Despite being in the most exciting City in the world, Las Vegas, I have had a pretty bad 15 hours or so for a number of reasons.  In this more personal blog than usual I thought I would share how I am feeling at this time:

1, A very experienced Computer Forensics professional I have known for many years attended an interview which was a disaster.  Although the role was very senior, it transpired that the organisation still required much stronger hands-on knowledge than this person has and so it was a hopeless mismatch all around.  Nothing upsets me more as a recruiter than wasting someone’s valuable time and I feel particularly bad as this person is a friend.

2, I expected two job offers today but both were unsuccessful at the final stage.  When I broke the news to one chap he was devastated.  I think that sometimes we forget the emotional commitment a jobseeker puts into finding a new role and to be turned down late in the process from a job you really want can be heartbreaking.  

3, I can’t make contact with a line-manager who has interviewed three jobseekers in the last ten days or so.  Following on from the point above, I struggle with this aspect of recruitment as jobseekers are naturally anxious for feedback following an interview and surely a Line Manager has a duty to provide that information asap.  This makes us recruiters look pretty inefficient and more importantly, leaves the jobseeker completely in the dark.

4, On a more personal level, eighteen years ago this week my best friend at University, Nik Lynch, was killed whilst travelling in Brazil.  We met via the University Sailing Club and had travelled all over the country to sailing regattas enjoying some of the best times of my life.  Nik was always the life and soul of the party.

In April 1993 he was visiting Manaus, in the heart of the beautiful Amazon rainforest.  Having spent a perfect day swimming in the river and having fun with friends, later that evening he and two others went for drinks at a local bar.
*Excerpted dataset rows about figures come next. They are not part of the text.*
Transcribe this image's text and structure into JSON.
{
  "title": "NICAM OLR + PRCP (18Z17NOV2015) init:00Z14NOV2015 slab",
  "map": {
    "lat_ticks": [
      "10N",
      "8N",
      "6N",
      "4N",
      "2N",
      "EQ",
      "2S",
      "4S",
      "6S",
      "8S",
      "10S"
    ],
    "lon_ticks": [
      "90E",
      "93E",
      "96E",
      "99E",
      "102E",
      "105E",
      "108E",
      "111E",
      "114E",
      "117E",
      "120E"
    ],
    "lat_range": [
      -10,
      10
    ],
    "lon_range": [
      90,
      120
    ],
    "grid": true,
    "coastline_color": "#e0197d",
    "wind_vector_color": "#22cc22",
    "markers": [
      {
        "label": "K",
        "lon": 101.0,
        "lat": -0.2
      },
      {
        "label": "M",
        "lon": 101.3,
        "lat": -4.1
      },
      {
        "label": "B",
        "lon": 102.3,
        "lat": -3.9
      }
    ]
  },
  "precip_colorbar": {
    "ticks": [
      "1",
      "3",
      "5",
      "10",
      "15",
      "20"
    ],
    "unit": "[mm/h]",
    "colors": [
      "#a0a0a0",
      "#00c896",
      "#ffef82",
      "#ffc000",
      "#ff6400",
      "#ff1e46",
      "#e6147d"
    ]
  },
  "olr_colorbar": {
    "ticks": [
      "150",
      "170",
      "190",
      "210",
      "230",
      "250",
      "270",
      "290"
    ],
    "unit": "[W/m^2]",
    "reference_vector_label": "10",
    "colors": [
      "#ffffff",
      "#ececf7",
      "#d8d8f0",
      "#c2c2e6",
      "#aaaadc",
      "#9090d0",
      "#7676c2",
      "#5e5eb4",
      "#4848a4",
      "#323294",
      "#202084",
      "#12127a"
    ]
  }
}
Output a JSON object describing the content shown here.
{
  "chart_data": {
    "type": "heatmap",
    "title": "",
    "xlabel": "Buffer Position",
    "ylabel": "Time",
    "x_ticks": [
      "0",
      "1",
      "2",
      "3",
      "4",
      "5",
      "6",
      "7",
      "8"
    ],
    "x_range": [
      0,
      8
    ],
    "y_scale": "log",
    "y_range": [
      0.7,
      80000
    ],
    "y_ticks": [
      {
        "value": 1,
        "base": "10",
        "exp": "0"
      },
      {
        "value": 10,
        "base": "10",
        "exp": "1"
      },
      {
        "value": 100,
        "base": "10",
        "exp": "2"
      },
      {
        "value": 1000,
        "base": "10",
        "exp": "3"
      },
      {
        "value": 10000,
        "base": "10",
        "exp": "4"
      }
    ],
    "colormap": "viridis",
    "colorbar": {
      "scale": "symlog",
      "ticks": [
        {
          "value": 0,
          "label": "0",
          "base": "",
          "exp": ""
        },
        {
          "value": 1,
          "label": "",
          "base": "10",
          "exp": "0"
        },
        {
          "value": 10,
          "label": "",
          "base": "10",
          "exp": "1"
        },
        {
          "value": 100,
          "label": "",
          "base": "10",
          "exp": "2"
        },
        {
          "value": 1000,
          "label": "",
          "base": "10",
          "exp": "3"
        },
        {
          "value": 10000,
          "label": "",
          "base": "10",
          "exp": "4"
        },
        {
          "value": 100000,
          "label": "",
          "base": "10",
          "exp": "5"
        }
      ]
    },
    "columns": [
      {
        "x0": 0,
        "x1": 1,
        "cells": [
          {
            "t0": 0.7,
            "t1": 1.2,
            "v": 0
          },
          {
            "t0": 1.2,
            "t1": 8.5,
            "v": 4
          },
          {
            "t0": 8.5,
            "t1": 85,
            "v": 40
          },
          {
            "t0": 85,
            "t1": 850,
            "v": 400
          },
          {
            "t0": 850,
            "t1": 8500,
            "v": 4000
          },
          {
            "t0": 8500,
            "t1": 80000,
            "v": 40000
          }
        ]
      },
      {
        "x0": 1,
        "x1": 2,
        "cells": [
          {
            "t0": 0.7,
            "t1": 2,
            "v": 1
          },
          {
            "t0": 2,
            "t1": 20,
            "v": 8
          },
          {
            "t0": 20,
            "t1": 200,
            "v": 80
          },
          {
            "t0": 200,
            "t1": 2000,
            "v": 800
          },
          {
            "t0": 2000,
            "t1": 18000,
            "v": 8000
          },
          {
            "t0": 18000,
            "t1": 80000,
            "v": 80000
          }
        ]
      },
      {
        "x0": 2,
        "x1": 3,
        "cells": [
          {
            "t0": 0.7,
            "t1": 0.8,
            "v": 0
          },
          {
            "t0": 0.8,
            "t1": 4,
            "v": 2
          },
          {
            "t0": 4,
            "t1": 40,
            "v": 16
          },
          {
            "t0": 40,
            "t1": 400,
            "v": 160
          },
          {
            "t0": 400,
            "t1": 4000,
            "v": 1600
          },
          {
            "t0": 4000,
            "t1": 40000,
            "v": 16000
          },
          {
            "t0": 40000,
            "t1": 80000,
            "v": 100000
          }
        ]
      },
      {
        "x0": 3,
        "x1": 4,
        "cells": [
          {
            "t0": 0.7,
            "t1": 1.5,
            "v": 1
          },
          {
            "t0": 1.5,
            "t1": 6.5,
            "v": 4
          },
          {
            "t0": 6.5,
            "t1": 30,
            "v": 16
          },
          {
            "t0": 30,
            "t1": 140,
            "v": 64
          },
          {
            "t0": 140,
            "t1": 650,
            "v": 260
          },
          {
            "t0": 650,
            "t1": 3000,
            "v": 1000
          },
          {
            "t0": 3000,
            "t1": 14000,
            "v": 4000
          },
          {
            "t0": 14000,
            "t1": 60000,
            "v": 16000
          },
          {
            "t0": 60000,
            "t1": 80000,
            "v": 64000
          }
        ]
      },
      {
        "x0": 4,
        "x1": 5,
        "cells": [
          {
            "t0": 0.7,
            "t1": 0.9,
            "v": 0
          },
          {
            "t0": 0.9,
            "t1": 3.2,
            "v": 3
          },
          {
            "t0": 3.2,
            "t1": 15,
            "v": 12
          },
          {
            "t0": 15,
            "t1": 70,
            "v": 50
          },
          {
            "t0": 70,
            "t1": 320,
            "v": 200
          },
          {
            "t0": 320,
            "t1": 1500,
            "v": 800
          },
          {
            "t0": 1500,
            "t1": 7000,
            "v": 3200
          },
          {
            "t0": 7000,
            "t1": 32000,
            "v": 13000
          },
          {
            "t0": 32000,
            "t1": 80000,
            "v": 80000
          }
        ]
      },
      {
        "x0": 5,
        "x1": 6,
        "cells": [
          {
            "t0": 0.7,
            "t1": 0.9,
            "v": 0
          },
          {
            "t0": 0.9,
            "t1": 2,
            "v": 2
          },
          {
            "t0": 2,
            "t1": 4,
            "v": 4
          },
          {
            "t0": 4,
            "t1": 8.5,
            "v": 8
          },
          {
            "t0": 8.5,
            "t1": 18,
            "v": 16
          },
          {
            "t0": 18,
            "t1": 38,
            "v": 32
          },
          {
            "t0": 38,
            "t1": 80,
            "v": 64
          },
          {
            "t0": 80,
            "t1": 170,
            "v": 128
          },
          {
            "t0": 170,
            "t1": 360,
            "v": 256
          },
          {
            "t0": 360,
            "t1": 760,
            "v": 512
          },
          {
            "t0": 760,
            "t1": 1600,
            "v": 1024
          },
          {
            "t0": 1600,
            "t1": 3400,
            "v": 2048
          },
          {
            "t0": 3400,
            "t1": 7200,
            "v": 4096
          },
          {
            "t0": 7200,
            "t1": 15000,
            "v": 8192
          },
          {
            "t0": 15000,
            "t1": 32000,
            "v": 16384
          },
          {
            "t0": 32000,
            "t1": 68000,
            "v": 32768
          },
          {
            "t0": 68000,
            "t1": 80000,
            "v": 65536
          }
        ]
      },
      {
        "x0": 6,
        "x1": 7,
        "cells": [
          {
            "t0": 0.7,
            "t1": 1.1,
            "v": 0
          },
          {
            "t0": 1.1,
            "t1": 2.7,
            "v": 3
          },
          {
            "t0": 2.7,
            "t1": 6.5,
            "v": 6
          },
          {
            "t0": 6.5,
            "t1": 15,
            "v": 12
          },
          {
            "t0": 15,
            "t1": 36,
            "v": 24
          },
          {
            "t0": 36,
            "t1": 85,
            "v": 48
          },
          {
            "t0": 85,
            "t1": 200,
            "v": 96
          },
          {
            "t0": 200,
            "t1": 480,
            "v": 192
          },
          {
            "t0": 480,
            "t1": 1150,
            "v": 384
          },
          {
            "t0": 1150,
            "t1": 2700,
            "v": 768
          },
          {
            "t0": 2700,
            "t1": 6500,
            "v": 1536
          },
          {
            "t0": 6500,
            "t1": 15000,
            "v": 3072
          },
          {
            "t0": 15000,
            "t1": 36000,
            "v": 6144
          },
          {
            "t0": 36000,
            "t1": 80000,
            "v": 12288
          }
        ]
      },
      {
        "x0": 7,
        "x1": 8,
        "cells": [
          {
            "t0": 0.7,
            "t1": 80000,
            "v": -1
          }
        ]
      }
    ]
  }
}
They were walking back to their hotel when they got caught in gunfire between armed robbers and security guards and Nik was shot in the head by a stray bullet.  He didn’t regain consciousness.  Nik Lynch was only 23 when he died.  I still think of Nik every day and often wonder what he would have done when I find myself in tricky situations.
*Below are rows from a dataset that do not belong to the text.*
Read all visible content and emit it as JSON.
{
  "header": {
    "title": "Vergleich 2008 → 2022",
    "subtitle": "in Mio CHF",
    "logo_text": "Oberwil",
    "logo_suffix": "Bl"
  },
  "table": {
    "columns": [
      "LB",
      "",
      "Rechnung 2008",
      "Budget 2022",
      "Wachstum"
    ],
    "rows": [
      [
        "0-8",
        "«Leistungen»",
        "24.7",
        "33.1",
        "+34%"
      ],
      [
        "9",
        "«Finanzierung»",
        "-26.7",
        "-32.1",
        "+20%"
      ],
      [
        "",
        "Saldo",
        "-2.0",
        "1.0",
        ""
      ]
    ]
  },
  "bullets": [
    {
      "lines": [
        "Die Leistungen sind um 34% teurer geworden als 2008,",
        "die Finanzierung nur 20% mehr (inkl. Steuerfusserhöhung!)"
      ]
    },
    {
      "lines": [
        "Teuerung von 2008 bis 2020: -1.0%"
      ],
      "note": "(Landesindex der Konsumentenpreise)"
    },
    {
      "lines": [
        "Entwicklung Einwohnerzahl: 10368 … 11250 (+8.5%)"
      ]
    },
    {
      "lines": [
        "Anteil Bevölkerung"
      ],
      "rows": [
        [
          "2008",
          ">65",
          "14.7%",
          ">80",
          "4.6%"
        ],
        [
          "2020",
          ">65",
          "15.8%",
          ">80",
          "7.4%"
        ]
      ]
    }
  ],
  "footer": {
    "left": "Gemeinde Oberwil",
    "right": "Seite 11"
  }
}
Just before writing this blog I saw a moving blog post by Mervyn Dinnen about the very sad death of a multimedia expert, Fraser Maclennan, who carried out the filming at the Unconference I attended last month:


The premature deaths of Nik Lynch, Fraser Maclennan and others puts all our business problems in perspective.  Mervyn ends his post with the following which pretty well sums up how I feel today:
"Life is precarious, sometimes too fragile to be ignored. If ever I needed a reminder to seize the day and grab every opportunity to enjoy it then this weekend provided it. You never know what will happen next."